Allí lanzó una bomba nonunca prevista: el motu proprio Summorum Pontificum «no se toca», y el misal de Juan XXIII (que es, al fin de cuentas, la última versión del misal tridentino de S. Pío V) «está a salvo». Y en cuanto a mons. Guido Marini (aquel que fue ceremoniero de Benedicto XVI, fautor principal de la recuperación de la misa de siempre, de la cruz en el altar y de la balaustrada para separar a los fieles del presbiterio, entre otras prescripciones mucho más adecuadas que el cotillón a la celebración de los sagrados misterios), su continuidad está confirmada, pese a quienes le auguraban una sonora pateadura en las partes de atrás -entiéndase: un traslado a alguna diócesis lejana. Francisco lo conserva en su cargo, según él mismo adujo, «para que yo mismo pueda beneficiarme de su preparación tradicional y, al mismo tiempo, para que él pueda obtener provecho, igualmente, de mi formación más emancipada (sic)».
Acá también hay un inquietante entrevero y contraste, tal como en el cambalache (locución rioplatense que vale por «mezcla confusa de cosas», aplicable también a los comercios en que se compra y vende y trueca un poco de todo, en abigarrada junta). Porque aquel escriba docto en los asuntos del Reino, del que el Señor nos habla en Mt. 13, 52, capaz como el paterfamilias de sacar de su tesoro «de lo nuevo y lo viejo», no alienta de seguro la identidad de los opuestos, ni declara abolido el principio de identidad y no-contradicción. ¿Es posible concordar el cuidado por la liturgia con su flagrante demolición? ¿Puede auspiciarse el necesario rescate de la tradición tolerando los abusos que en todos los órdenes vienen agrietando precipitadamente la unidad doctrinal de la Iglesia?

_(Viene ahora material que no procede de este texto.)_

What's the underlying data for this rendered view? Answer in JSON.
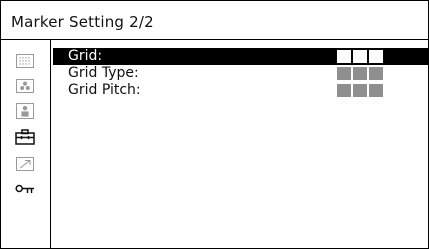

Nos gustaría creer que la omnipotente gracia del Criador logró en un tris vencer las resistencias habituales de Bergoglio, a la manera del milagro moral que hizo de un Pío Nono inicialmente favorable a la masonería un guardián solícito e inquebrantable de los derechos de la Verdad, un fiscal implacable de los errores modernos. Pero sería aventurar mucho. Al fin de cuentas, fue prudencial la reserva que las primeras comunidades cristianas tuvieron ante Saulo después de su conversión, que bien podía ser fingida después de un pasado reciente como perseguidor sañudo de la Iglesia.

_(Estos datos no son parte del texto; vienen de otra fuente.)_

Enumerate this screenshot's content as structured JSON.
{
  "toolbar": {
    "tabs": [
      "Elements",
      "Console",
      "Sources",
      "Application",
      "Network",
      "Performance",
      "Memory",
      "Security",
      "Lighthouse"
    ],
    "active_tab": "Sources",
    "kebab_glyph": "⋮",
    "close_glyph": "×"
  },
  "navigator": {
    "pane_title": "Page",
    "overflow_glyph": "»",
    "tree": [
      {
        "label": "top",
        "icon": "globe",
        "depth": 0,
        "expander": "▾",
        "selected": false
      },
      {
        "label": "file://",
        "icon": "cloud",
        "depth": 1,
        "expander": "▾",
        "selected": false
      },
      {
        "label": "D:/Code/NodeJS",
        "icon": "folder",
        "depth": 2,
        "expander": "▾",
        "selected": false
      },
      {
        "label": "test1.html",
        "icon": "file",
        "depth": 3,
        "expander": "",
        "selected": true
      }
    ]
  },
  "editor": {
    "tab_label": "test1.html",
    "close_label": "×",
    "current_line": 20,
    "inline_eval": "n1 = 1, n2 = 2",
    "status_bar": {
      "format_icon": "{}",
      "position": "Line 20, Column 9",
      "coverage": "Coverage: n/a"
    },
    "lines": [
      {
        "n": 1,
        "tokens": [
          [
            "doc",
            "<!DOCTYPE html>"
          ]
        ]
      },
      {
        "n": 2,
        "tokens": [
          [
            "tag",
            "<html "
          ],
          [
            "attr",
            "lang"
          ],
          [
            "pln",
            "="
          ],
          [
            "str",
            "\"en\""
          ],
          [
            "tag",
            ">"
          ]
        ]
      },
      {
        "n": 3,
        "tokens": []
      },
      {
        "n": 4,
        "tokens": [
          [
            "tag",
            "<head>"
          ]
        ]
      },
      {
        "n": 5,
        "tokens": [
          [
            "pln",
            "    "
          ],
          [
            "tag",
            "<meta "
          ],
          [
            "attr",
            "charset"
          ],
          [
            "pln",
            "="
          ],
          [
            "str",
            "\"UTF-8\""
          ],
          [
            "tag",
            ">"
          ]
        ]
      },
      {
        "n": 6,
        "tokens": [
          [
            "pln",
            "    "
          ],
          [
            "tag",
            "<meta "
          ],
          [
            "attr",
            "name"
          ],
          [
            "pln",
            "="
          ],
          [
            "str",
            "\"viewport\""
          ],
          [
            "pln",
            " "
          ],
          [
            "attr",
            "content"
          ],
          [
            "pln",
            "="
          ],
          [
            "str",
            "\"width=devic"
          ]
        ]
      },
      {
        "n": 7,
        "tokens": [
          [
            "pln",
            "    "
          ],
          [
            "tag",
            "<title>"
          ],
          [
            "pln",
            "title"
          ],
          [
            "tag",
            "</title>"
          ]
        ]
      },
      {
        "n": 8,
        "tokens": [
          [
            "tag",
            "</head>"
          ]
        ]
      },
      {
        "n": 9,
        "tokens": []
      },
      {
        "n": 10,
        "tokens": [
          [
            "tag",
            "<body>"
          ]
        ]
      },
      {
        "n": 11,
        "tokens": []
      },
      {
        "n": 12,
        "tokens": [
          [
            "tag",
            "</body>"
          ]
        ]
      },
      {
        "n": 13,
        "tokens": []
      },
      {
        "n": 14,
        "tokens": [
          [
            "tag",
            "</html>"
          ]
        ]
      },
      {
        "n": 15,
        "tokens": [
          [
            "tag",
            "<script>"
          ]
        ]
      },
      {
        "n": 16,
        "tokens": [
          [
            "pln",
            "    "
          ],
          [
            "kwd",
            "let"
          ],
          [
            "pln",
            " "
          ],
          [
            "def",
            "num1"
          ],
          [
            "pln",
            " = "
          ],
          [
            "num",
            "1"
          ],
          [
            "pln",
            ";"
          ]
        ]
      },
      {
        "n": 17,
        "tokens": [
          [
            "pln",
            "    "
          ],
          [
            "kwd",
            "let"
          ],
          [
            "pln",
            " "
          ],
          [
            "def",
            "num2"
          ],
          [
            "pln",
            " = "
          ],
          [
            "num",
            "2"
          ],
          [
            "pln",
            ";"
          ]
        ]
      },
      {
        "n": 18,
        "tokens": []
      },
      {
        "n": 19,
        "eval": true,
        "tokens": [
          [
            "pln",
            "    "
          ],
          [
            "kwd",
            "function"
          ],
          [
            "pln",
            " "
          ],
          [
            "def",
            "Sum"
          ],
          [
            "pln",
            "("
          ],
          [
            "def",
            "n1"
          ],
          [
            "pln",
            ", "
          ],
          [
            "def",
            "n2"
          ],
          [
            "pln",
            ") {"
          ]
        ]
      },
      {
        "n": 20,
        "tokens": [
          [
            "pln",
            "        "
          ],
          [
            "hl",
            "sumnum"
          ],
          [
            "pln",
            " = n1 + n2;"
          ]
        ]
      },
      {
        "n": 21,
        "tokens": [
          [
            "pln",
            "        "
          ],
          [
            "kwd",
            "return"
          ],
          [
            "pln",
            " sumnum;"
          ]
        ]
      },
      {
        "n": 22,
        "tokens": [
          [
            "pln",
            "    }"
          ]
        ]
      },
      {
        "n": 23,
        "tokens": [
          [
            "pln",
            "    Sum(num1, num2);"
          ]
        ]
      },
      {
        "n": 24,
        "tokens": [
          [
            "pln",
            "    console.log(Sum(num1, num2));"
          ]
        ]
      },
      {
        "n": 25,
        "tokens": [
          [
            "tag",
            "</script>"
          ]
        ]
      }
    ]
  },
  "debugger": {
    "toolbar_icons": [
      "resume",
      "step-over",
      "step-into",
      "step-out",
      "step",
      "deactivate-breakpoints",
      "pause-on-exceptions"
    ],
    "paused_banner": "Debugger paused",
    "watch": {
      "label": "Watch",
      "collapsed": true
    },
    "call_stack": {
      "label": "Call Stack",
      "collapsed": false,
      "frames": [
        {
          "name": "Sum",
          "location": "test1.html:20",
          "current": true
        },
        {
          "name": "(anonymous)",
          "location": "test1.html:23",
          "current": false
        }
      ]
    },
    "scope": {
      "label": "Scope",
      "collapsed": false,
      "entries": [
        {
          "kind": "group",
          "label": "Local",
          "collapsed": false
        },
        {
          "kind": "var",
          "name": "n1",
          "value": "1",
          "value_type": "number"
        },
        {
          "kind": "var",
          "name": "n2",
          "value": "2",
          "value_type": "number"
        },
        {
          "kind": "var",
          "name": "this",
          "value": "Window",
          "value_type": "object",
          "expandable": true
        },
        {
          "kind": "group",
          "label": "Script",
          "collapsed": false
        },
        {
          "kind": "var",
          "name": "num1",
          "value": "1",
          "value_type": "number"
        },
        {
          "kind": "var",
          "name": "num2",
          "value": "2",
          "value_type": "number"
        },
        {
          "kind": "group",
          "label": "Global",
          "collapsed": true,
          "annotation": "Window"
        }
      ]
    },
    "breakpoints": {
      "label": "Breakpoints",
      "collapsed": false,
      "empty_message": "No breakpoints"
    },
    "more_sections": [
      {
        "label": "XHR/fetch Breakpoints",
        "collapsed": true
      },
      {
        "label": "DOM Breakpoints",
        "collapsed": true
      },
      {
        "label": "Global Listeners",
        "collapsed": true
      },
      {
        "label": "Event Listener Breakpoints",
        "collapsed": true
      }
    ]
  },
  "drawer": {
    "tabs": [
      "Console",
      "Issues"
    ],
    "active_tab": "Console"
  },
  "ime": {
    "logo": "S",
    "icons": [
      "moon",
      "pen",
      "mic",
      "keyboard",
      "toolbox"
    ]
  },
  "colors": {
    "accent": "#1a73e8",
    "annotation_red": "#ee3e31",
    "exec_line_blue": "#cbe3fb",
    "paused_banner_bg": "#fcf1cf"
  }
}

El cardenal Bagnasco dando la comunión a «Luxuria» |
Designar como arzobispo de Buenos Aires a un verdadero clon del cardenal Bergoglio como mons. Poli, quien en el tedéum del 25 de mayo pasado babeó el consabido «no debemos tenerle miedo a la variedad de ideas», no es medida de gobierno muy alentadora. Que entre las clamoreadas reformas de Francisco ni siquiera se mencione la remoción de tanto clero promotor de escándalos, como el caso del cardenal Bagnasco, presidente de la Conferencia Epicopal italiana, quien cedió el ambón para una de las lecturas y le dio luego la comunión a un reconocido transexual de aquel país en las circenses y sacrílegas exequias de otro sacerdote apóstata, es para seguir clamando con la Magdalena: tulerunt Dominum meum, et nescio ubi posuerunt eum.